Corría por la aldea como ningún otro chico. Parecía siempre disparado por alguna extraña máquina que no le dejara detenerse. Tenía hormigueros bajo los pies o simplemente se trataba de un chico travieso e inquieto. Fuera lo que fuere era siempre él con su cuerpito esmirriado quien lideraba las andanzas de los niños de la aldea por los alrededores.
Aventuras de importancia se contaban entre sus logros.
Muchas veces sus padres debieron reprenderlo por excederse en sus juegos.
Le decían mberu’i porque siempre andaba por ahí zumbando.
Lo cierto es que el chiquilín siempre tenía una contestación simpática a flor de lengua.
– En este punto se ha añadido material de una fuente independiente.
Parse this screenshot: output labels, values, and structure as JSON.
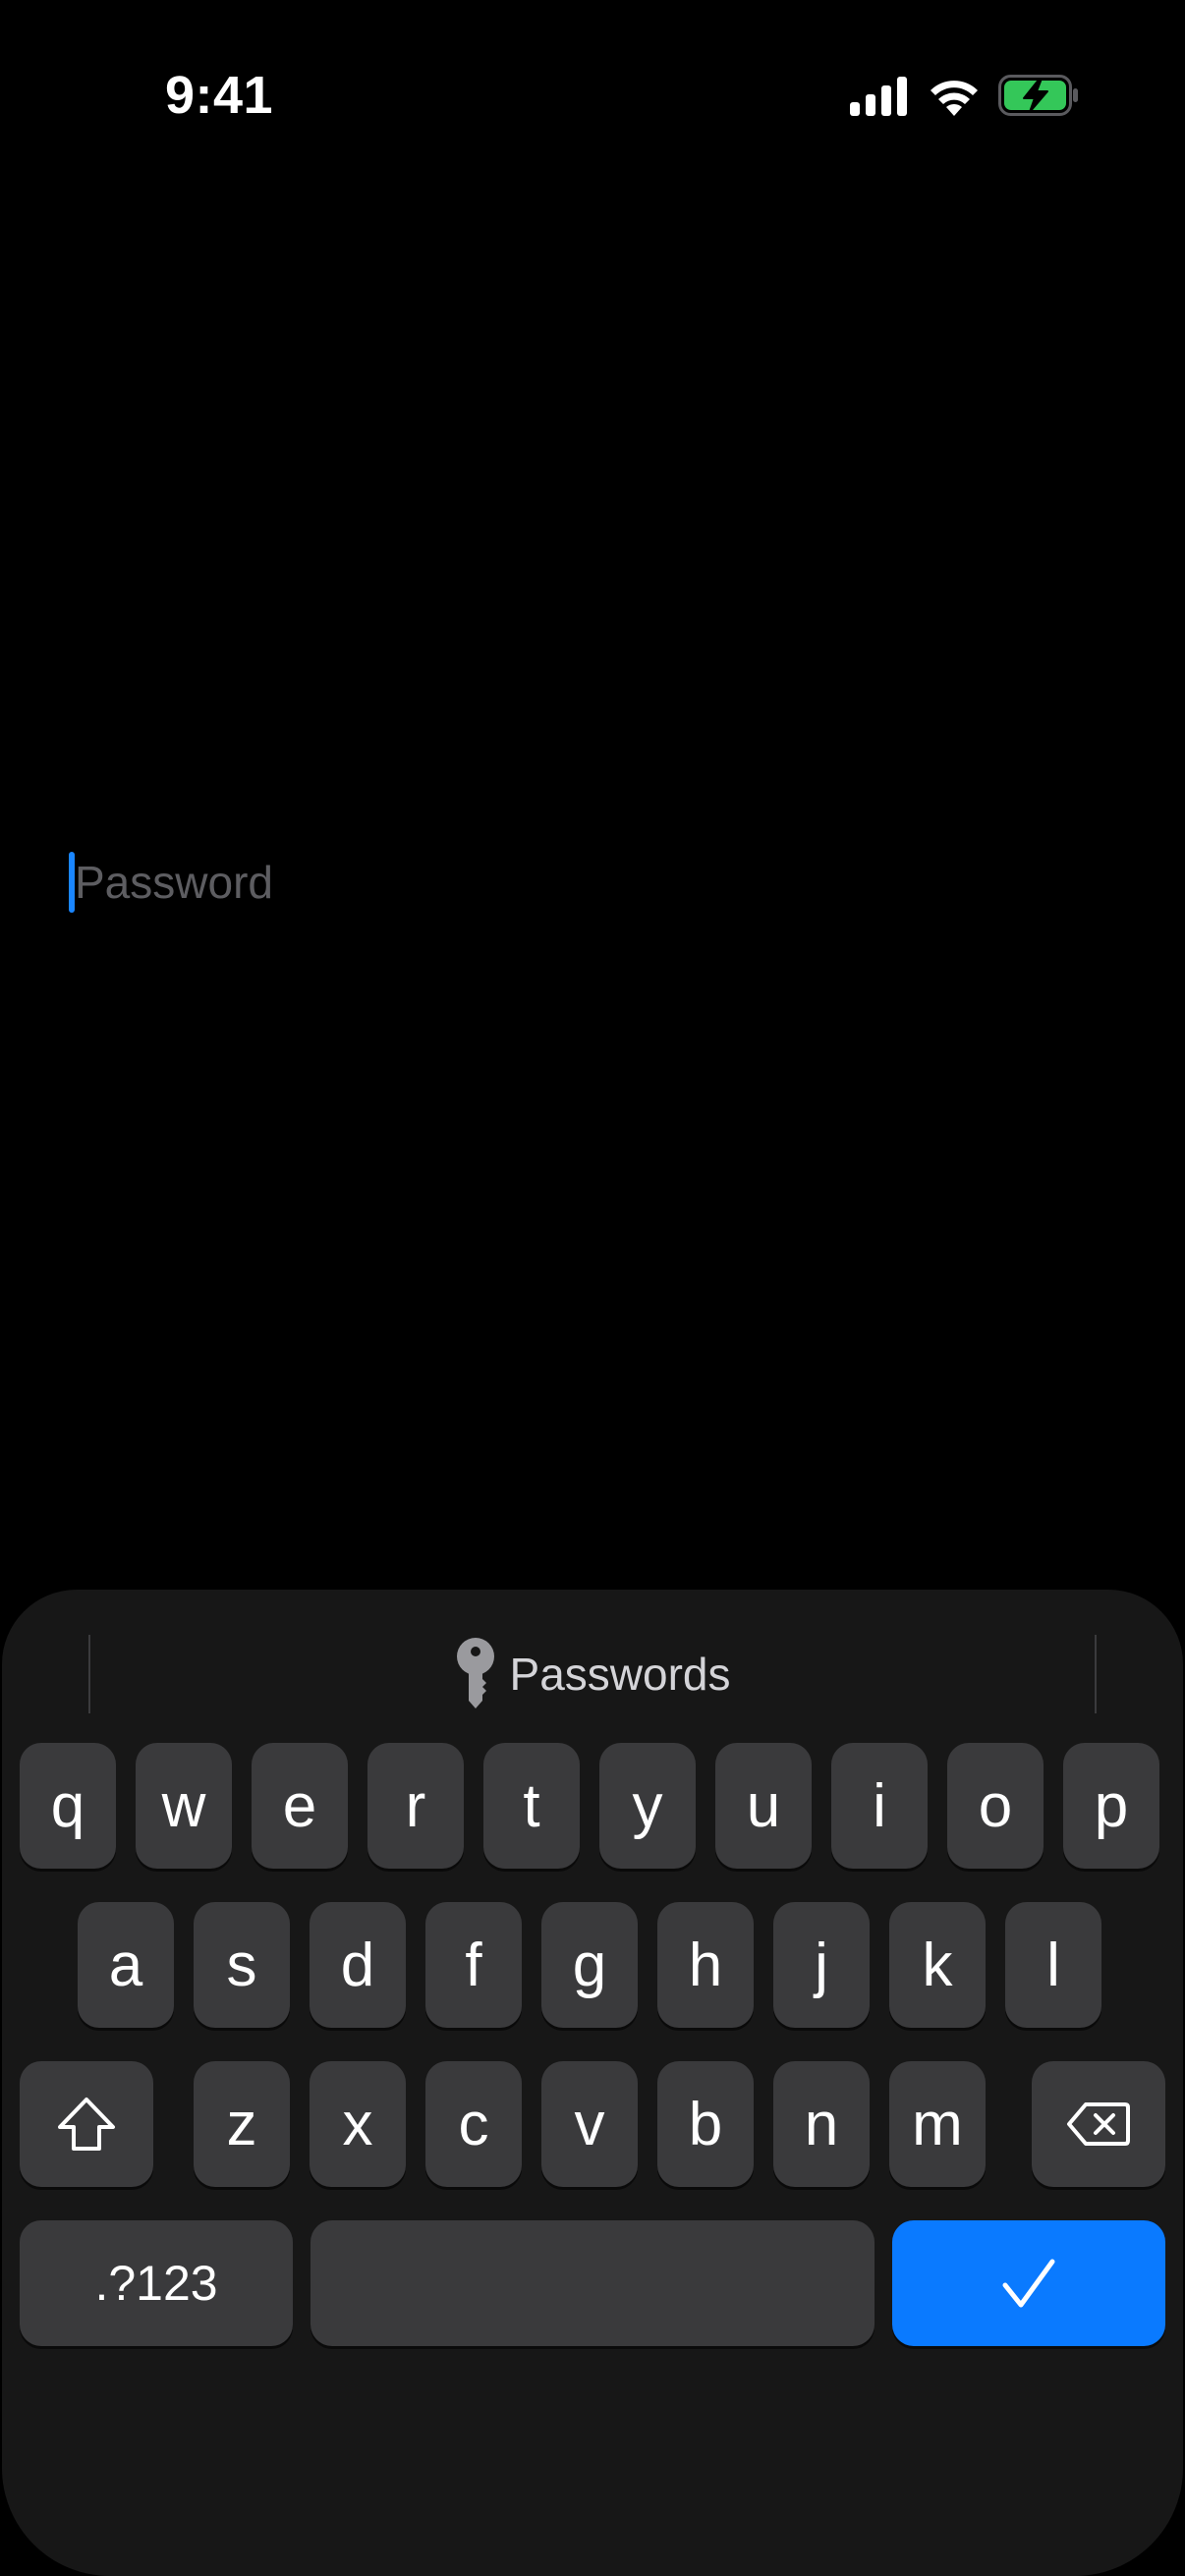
{
  "status_bar": {
    "time": "9:41",
    "signal_icon": "cellular-signal-icon",
    "wifi_icon": "wifi-icon",
    "battery_icon": "battery-charging-icon",
    "battery_color": "#34c759"
  },
  "password_field": {
    "placeholder": "Password",
    "caret_color": "#1a86ff"
  },
  "keyboard": {
    "autofill_label": "Passwords",
    "autofill_icon": "key-icon",
    "row1": [
      "q",
      "w",
      "e",
      "r",
      "t",
      "y",
      "u",
      "i",
      "o",
      "p"
    ],
    "row2": [
      "a",
      "s",
      "d",
      "f",
      "g",
      "h",
      "j",
      "k",
      "l"
    ],
    "row3": [
      "z",
      "x",
      "c",
      "v",
      "b",
      "n",
      "m"
    ],
    "shift_icon": "shift-icon",
    "delete_icon": "delete-backspace-icon",
    "numbers_label": ".?123",
    "space_label": "",
    "return_icon": "checkmark-icon",
    "return_color": "#0a7aff"
  }
}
Uno le decía tal o cual cosa y él le desarmaba a uno con una respuesta que convocaba a la risa.
Así pasaban los días, nadando en la costa del río. Trepando a los árboles. Subiendo a los cerros. Haciendo excursiones por el monte. Robando nidos. Juntando caracoles. Haciendo patitos sobre el agua con piedras planas.
Muchos le habían dicho que esa manera de ser le iba a acarrear desgracias en el futuro pero el pequeño no hacía caso de las palabras de los mayores. Volvía a responder con otro chiste y desaparecía yéndose a proseguir sus aventuras.
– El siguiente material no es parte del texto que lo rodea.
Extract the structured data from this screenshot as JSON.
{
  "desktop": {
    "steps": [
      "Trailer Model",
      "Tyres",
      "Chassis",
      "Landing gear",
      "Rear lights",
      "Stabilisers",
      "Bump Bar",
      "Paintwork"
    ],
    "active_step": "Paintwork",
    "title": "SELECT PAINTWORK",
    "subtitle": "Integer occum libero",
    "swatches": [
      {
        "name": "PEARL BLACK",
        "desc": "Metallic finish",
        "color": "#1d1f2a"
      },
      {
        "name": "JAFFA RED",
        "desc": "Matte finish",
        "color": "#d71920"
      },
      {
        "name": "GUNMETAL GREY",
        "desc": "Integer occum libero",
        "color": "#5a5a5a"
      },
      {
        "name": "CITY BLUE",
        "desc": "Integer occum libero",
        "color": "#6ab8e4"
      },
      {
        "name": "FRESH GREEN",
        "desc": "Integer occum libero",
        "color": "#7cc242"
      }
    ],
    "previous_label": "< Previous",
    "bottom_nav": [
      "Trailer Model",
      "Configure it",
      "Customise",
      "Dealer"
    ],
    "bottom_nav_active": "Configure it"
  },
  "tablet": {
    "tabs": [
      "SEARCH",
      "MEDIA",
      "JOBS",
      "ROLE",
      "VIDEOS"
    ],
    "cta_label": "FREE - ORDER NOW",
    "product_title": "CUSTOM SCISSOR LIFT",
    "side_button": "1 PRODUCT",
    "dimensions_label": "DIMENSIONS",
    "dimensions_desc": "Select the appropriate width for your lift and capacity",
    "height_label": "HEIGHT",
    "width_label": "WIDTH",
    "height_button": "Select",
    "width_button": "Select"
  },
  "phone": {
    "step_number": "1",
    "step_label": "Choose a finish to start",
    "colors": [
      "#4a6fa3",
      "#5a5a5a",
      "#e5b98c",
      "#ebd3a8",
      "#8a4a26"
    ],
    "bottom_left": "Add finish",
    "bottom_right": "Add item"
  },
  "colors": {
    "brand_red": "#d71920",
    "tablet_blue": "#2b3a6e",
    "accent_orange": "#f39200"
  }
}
Una tardecita descubrieron un gran grupo de árboles de guavira pytã del otro lado del cerro y como era muy tarde calcularon todo para atacar las frutas al día siguiente bien temprano.
Tal como lo habían planeado, al día siguiente el chiquilín y sus amigos se fueron de excursión bien temprano. Llegaron al otro lado del cerro y ubicaron los árboles de guavira pytã. Sin pensarlo ni un momento y haciendo un gran estruendo subieron a los árboles y se pusieron a comer las sabrosas frutas. Acertó a pasar por allí un anciano que venía de otras tierras. Sus provisiones se habían acabado y necesitaba algo con que saciar el hambre. Así que, viendo la turba de chiquillos sobre los árboles se detuvo y en una pausa de las chanzas que se lanzaban unos a otros les dijo: “Niños, vengo de muy lejos y ya no me quedan provisiones, como ven soy viejo y no podría trepar a los árboles, ¿serían tan amables de acercarme alguna fruta para saciar el hambre?”.
Una vez que el viejo hubo terminado su pedido las risas se reanudaron. Esta vez el centro de las burlas y chanzas era el anciano. Lo invitaban a subir a los árboles, a jugar con ellos, le faltaban el respeto... Pero alguien los observaba. Allí estaba, no frente a ellos, pues nunca se hubiese mostrado ante los niños, pero sí viéndolos. El ka’aguy póra no pudo soportar más aquello y un sólo rayo de sus ojos lanzó hacia los niños que quedaron convertidos en ka’i. Los chiquilines intentaban aún sin darse cuenta de que habían perdido el habla comunicarse entre ellos. Sólo unos chirridos horrendos salían de sus gargantas. Sus nuevos cuerpos les permitían dedicarse para siempre a la broma, pero no disfrutar jamás de la superioridad humana. Así, una vez más, el ka’aguy póra imponía justicia en el monte.